I’ve been a reader and, frankly, fan of P M Carpenter for a long time. But lately, I wonder about him. I’ve noticed that a lot of liberal bloggers seem to be unable to see reality when it comes to their pick for the Democratic presidential nomination. I suppose there is some of that with me too. I’ve defended my personal choice: Bernie Sanders. But I’ve also been clear that I think he has a relatively low ceiling of support. I hope I’m wrong, but that seems to be the case. Maybe it is because I rather like backing losers, but I’m certainly not going to make up stories about how Sanders is going to win the nomination, become president, and end up the first man over 70 on the moon.
For a while, it’s been apparent that Carpenter is a supporter of Joe Biden. That’s fine. As should be clear to everyone, Democrats are very fond of all of them: Clinton, Biden, and Sanders. I really like Biden and as I’ve said publicly many times before: he’s the best retail politician around — distinctly better than Bill Clinton, who is no slouch. But Carpenter recently published, My Biden Scenario. And in it, he looks at — Wait for it! — approval ratings.
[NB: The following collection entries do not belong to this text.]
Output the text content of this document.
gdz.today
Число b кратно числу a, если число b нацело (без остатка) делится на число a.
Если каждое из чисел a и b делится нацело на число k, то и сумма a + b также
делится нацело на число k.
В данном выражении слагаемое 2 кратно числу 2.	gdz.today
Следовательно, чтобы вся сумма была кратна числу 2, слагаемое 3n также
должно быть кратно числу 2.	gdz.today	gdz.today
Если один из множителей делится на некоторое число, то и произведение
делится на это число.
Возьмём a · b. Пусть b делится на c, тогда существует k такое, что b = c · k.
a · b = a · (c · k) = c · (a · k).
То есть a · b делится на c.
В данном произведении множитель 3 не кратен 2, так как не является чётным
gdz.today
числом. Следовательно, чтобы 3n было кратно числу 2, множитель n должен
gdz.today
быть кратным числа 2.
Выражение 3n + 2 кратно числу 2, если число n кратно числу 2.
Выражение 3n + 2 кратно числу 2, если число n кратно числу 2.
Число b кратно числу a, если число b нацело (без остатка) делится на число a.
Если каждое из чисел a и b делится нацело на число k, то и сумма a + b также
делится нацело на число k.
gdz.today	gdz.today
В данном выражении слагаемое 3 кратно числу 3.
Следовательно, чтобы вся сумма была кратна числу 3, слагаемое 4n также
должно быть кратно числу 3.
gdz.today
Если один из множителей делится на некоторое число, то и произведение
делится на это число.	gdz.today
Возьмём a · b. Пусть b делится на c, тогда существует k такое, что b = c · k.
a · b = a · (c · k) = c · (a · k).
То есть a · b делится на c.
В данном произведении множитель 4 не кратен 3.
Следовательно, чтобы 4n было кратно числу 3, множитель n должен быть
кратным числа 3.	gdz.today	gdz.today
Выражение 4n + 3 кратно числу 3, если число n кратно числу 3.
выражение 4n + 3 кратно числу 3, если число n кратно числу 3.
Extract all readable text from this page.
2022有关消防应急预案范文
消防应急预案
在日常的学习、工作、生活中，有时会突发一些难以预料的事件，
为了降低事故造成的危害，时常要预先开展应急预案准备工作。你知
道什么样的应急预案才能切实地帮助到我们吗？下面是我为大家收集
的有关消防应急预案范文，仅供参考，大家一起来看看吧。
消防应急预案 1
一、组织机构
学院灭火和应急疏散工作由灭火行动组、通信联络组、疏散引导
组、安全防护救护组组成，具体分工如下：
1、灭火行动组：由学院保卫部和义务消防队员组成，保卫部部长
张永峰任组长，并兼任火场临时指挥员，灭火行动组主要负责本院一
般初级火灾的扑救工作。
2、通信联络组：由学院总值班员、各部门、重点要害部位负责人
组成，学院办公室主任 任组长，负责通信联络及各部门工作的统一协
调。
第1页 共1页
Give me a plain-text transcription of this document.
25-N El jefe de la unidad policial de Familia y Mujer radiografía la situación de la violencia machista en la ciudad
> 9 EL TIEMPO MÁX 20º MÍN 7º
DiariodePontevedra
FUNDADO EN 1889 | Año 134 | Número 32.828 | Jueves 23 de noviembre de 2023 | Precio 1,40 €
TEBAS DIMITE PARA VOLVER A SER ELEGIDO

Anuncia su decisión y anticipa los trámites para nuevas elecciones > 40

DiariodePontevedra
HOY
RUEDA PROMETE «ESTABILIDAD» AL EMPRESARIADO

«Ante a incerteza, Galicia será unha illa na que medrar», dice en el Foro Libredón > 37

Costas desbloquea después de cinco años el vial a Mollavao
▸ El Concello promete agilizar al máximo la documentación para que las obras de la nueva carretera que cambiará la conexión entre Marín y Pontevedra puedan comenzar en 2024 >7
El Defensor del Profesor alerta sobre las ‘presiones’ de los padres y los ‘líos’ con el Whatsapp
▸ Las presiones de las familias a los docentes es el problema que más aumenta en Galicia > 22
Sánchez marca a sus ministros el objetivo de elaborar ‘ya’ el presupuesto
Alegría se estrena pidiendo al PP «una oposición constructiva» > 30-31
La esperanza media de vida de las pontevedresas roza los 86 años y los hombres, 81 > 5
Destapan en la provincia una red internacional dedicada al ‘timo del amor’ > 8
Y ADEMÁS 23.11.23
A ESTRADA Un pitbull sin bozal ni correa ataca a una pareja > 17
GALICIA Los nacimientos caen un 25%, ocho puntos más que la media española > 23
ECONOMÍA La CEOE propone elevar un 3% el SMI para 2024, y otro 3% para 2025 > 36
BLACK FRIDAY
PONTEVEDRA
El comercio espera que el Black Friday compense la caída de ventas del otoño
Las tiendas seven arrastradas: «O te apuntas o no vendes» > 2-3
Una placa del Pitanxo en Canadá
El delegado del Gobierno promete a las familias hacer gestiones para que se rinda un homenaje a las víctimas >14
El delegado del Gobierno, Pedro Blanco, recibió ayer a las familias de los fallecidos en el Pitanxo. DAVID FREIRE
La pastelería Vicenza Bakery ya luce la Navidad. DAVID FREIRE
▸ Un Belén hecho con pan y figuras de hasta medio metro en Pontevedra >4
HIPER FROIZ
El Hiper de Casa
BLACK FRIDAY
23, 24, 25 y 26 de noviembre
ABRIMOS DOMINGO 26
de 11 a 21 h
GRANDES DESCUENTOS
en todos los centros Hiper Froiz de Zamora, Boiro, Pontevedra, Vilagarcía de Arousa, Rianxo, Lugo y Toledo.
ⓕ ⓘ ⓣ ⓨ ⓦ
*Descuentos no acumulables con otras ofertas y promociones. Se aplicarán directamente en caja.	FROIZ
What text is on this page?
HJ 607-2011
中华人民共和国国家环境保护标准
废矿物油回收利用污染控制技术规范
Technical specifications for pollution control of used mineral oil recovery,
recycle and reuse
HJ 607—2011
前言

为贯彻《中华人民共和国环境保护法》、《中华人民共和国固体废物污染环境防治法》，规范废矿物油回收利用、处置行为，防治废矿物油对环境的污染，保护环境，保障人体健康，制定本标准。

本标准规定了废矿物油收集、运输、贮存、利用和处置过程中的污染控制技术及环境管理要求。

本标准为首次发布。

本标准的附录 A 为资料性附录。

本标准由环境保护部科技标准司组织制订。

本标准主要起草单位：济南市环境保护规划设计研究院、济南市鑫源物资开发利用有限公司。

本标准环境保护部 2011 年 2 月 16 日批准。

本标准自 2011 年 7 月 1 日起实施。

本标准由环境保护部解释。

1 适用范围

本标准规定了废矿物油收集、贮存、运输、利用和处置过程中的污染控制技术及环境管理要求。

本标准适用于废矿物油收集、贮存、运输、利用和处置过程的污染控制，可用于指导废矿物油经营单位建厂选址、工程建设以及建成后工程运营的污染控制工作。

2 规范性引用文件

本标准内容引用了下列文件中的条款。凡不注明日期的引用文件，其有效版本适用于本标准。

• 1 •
What’s more, he looks at approval ratings in Iowa and New Hampshire. Ugh!
My political science professor used to talk about “yellow dog” districts where you could run a yellow dog and as long as she was a Democrat, she’d win. Well, that is akin to the way I see the 2016 election. As long as the economy continues to grow, it won’t matter who the Democrats run and even more, it won’t matter who the Republicans run, the Democrats will keep the White House. This may explain why I don’t much care who gets nominated. I have my choice, but the others are fine.
My liberal colleagues seem to be so concerned about who gets nominated because they don’t believe what I do about the economic fundamentals of presidential elections. I’ve never gotten the impression that Carpenter hates Hillary Clinton. I assume that he will happily vote for her in the general election. It is all about vague notion of electability. But even with that, does it make any sense to talk about favorability ratings between an announced candidate and a vice-president who no one is paying attention to? Clinton’s favorability rating was sky high before she started running.
Of course, Carpenter is no fool. He realizes that Biden’s approval rating will go down after him announcement. But he piles so much hope on top of this as to make it a useless analysis. In his speculation, Clinton’s approval rating will continue to go down. But will it? I mean, her husband had terrible approval numbers before he didn’t. As all these fake scandals move to the background, her numbers are likely to improve. But regardless, Carpenter is looking at the two states that Sanders is hammering on. And most national polls that include Biden show Clinton with a clear lead with Sanders and Biden a distant second and third.
As I said, I really don’t care. But I also don’t think that the Democratic nomination contest needs Joe Biden. I’m looking forward to the debates, which I think will be good — and substantive. If Biden joins in, they will be that much better. But approval ratings? In Iowa and New Hampshire? I love P M Carpenter’s work, but he’s reaching further than the minions.